Отправляясь на подворье, заглянув в горницу, Матвей все это и увидел, жутковато поежившись, несмотря на царапающую, рвущую боль в ноге. Теперь Евдинья будет лежать на лаве ровно два дня — субботу и пасхальное воскресенье, поднимется, — даст бог, если не умрет, — лишь в понедельник, а до того, хошь руби ее на куски, не встанет с лавы, и по хозяйству, будь оно неладно, — да при такой боли! — возиться ему, Матвею: с курами, овечками, коровенкой.

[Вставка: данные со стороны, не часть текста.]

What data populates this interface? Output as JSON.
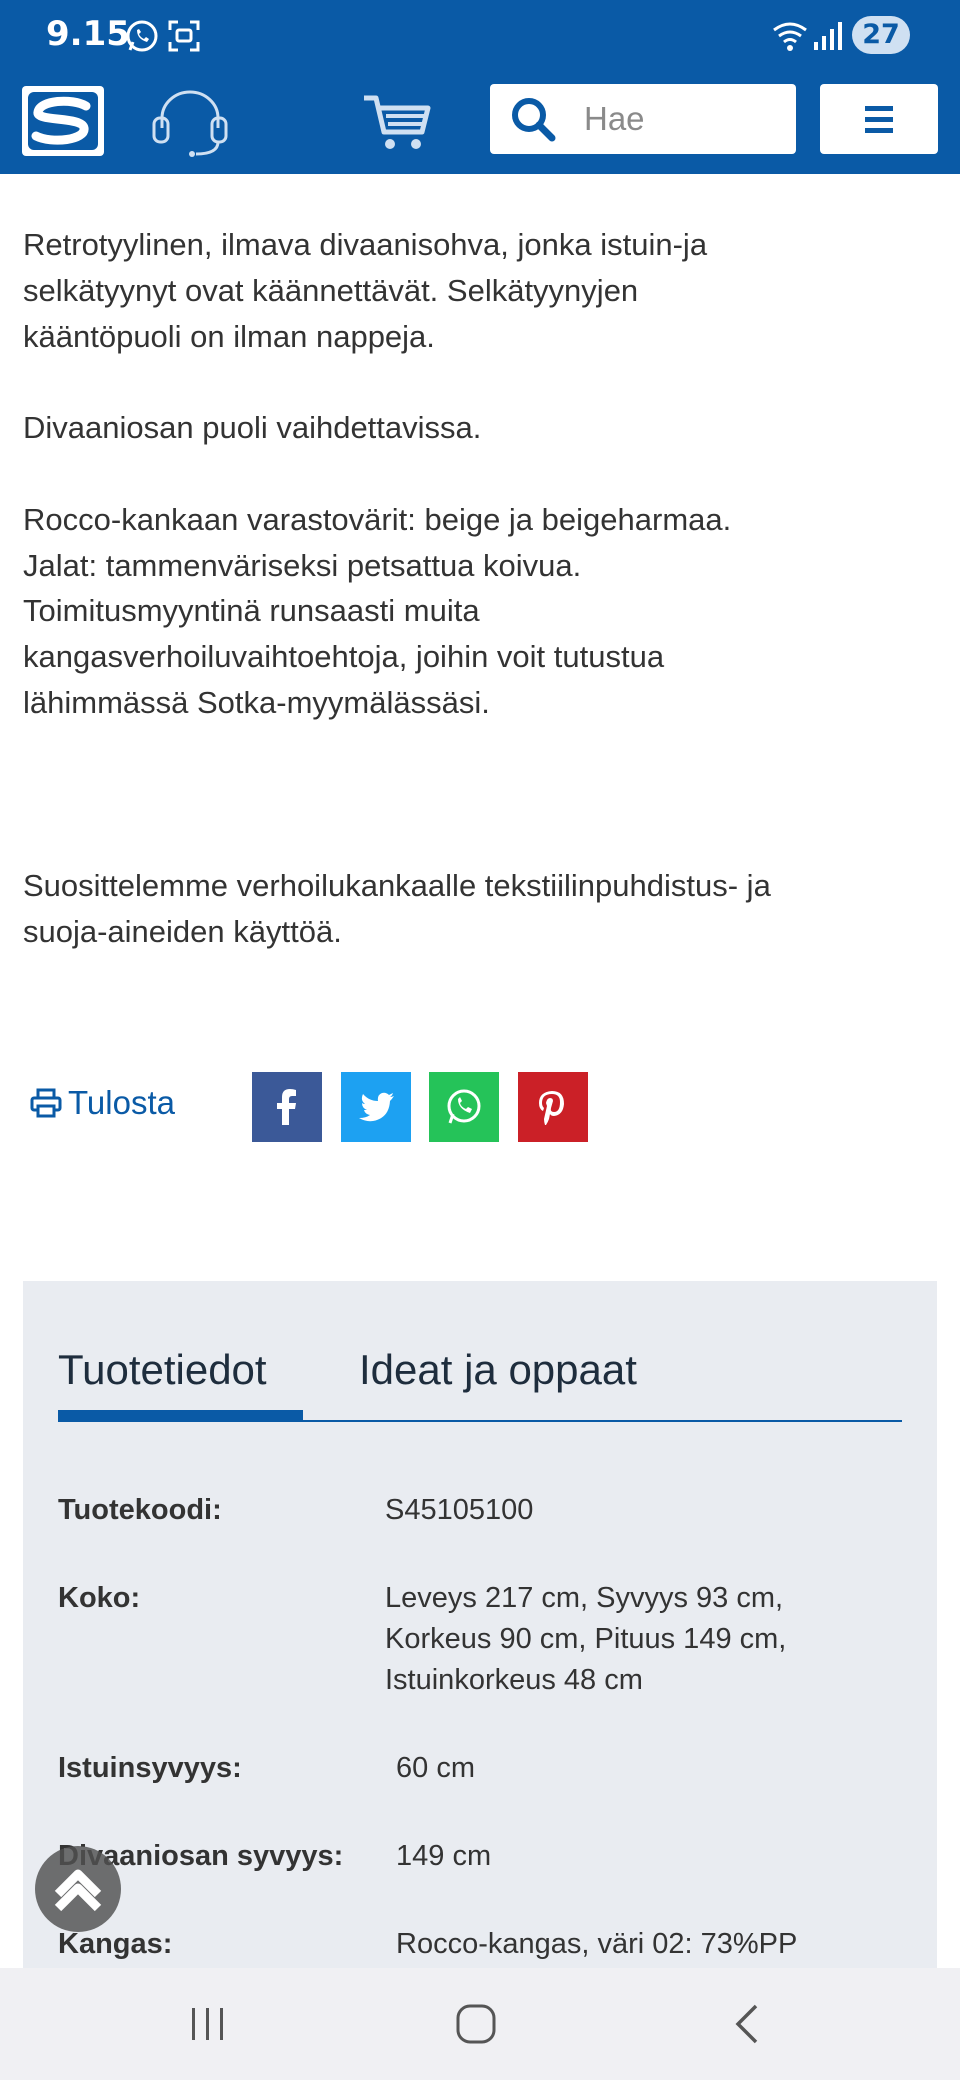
{
  "status_bar": {
    "time": "9.15",
    "battery": "27"
  },
  "header": {
    "search_placeholder": "Hae"
  },
  "description": [
    "Retrotyylinen, ilmava divaanisohva, jonka istuin-ja",
    "selkätyynyt ovat käännettävät. Selkätyynyjen",
    "kääntöpuoli on ilman nappeja.",
    "Divaaniosan puoli vaihdettavissa.",
    "Rocco-kankaan varastovärit: beige ja beigeharmaa.",
    "Jalat: tammenväriseksi petsattua koivua.",
    "Toimitusmyyntinä runsaasti muita",
    "kangasverhoiluvaihtoehtoja, joihin voit tutustua",
    "lähimmässä Sotka-myymälässäsi.",
    "Suosittelemme verhoilukankaalle tekstiilinpuhdistus- ja",
    "suoja-aineiden käyttöä."
  ],
  "share": {
    "print_label": "Tulosta"
  },
  "colors": {
    "brand": "#0a5aa6",
    "facebook": "#3b5998",
    "twitter": "#1da1f2",
    "whatsapp": "#25c359",
    "pinterest": "#cb2027"
  },
  "tabs": [
    {
      "label": "Tuotetiedot",
      "active": true
    },
    {
      "label": "Ideat ja oppaat",
      "active": false
    }
  ],
  "specs": [
    {
      "key": "Tuotekoodi:",
      "value": [
        "S45105100"
      ]
    },
    {
      "key": "Koko:",
      "value": [
        "Leveys 217 cm, Syvyys 93 cm,",
        "Korkeus 90 cm, Pituus 149 cm,",
        "Istuinkorkeus 48 cm"
      ]
    },
    {
      "key": "Istuinsyvyys:",
      "value": [
        "60 cm"
      ]
    },
    {
      "key": "Divaaniosan syvyys:",
      "value": [
        "149 cm"
      ]
    },
    {
      "key": "Kangas:",
      "value": [
        "Rocco-kangas, väri 02: 73%PP"
      ]
    }
  ]
}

На расчищенном от снега подворье еще было темно, талой знобкой влагой наносило с Нарыма, он пошумливал где-то за амбаром, однообразно, приглушенно, будто успокоенный, насытившийся после удачной охоты зверь. Зима сдавалась трудно, сдерживала еще прочно напор весенних сил, но снег днем подтаивал, влага бродила в воздухе, и даже ночные приморозки, как думал Матвей, «не осаживали волглости», — значит, на весну поворот крутой, скоро сеять. И на вчерашнем правлении колхоза зашебаршились: семенное зерно, мол, проветривать да провевать… Проветривайте, провевайте! Кто токо будет делать? Бабы есть бабы, — одни и остались во всем Нарымском, — подчистили и мужичков и казачков на войну. А с него, Матвея Лапышева, чего взять — скоро семьдесят, и проклятая болесть навалилась — костолом, жаром в голову шибает! Да, чего с него взять? Еще хорошо, что кладовщиком согласился, в ножки накланялись Матвею Лапышеву. Он теперь и думал, войдя в скотный базок, — задаст корм овцам да корове, глядишь, развиднеется, придется отправляться к овинам, отпирать — бабы нагрянут, а уж там, после обеда, их ветром сдует, — перед пасхой по избам разбегутся, гоношить чё начнут. Свежим теплым коровьим навозом, лежалой овечьей шерстью, пропитавшейся нашатырным крепким настоем, ударило в голову, когда Матвей, убрав засов, отвел скрипнувшую тяжелую дверь. В сумраке жались в углу три тощих овечки; шумно вздыхала Пеструха, лежа похрупывая чем-то, пережевывая вечную жвачку. «Пусто, как в утробе!» — невольно и поначалу, как показалось, даже неожиданно подумалось ему, но потом он вдруг поймал себя на том, что подумал об этом вовсе не случайно: три эти дня он только на какое-то время забывался, отвлекался от того, что ровно бы как наважденье явилось ему, Матвею Лапышеву, и что теперь, в эти дни, словно бы подстерегало его везде, повсюду — за каждым углом, в сенцах, в амбаре, — Вероника Злоказова. Он и тут, в эти минуты, переступив порог скотного база, в первый миг оторопел, подумав, — вот она сейчас выступит из темноты, встанет перед ним молча, будто нищенка, — в арестантских одёжах, встанет, как в тот день. «Свят, свят!» — прошептал в смятении Матвей, припомнив, как уронил тогда наземь бадейку, сложив заскорузлые пальцы щепотью, осенял себя крестом.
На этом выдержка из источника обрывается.